Maycon Douglas, campeão de bocha adaptada em 2013, foi jogado do 4º andar em Boa Viagem; parentes souberam da morte quase duas semanas depois.

Cadeirante arremessado de prédio por homem em surto era paratleta do MS

O cadeirante arremessado de um prédio em Boa Viagem, no dia 13 de fevereiro, era um paratleta de Mato Grosso do Sul que, segundo a família, foi enterrado como indigente no Recife. Maycon Douglas de Jesus Almiron tinha 30 anos e, em 2013, foi campeão em bocha adaptada dos Jogos Parapan-Americanos de Jovens, em Buenos Aires.

O rapaz, que tinha má formações nos braços e pernas, foi jogado do prédio junto com sua cadeira de rodas elétrica. O caso aconteceu num prédio próximo ao Segundo Jardim de Boa Viagem, uma das áreas mais nobres do bairro.

O DE apurou que quem o empurrou foi Thiago Relagado Carvalheira, de 35 anos. Nas redes sociais, o delegado Rodrigo Bello, que registrou a ocorrência, contou que o autor do crime estaria em surto psicótico e, após arremessar Maycon, também se jogou do edifício e morreu (veja vídeo acima).

Segundo testemunhas, Maycon estava vendendo doces na orla de Boa Viagem quando foi chamado para subir no apartamento pelo homem, que estava com uma amiga. Lá, Carvalheira começou a demonstrar agressividade.

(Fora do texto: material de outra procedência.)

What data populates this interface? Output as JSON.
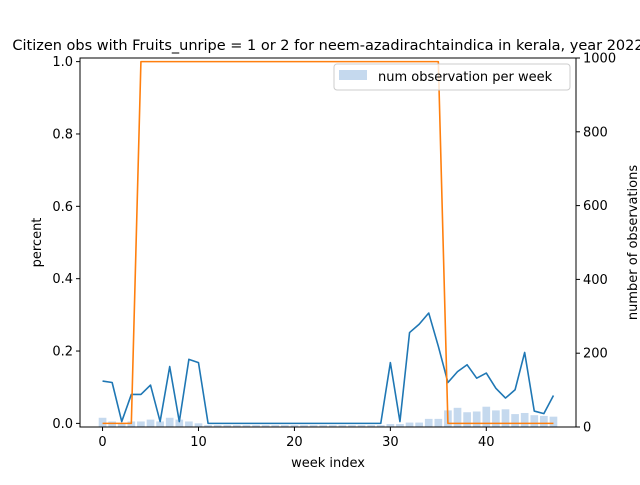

A amiga dele, que não teve o nome divulgado, não conseguiu contê-lo e fugiu do apartamento com uma empregada doméstica. Maycon ficou na residência e foi arremessado do quarto andar com sua cadeira de rodas.

Prima de Maycon Douglas, a secretária e maquiadora Maria Gabriela Almiron contou que a família soube pela internet da morte, somente 13 dias depois do caso, na quinta-feira (26). Parte da história foi desvendada após reportagem do jornalista Wagner Oliveira em seu blog Bodega de Notícias.

Segundo Maria Gabriela, o rapaz, que recebia pensão pela deficiência física, saiu aos 20 anos da casa da avó, que o criou. Ele costumava passar longos períodos sem dar notícias à família e se hospedava em hotéis em diferentes cidades do Brasil, sempre vendendo doces pelas ruas.

“A família está sem resposta. Não sabemos quem são as mulheres que estavam no apartamento, nem por que ele foi enterrado como indigente, mesmo tendo Instagram e celular com contato de parentes. Tinha dados sobre nós nos documentos dele, também. Minha tia [mãe de Maycon] está à base de remédios. Eu ainda nem acredito. Às vezes, choro. Outras, não consigo acreditar”, afirmou.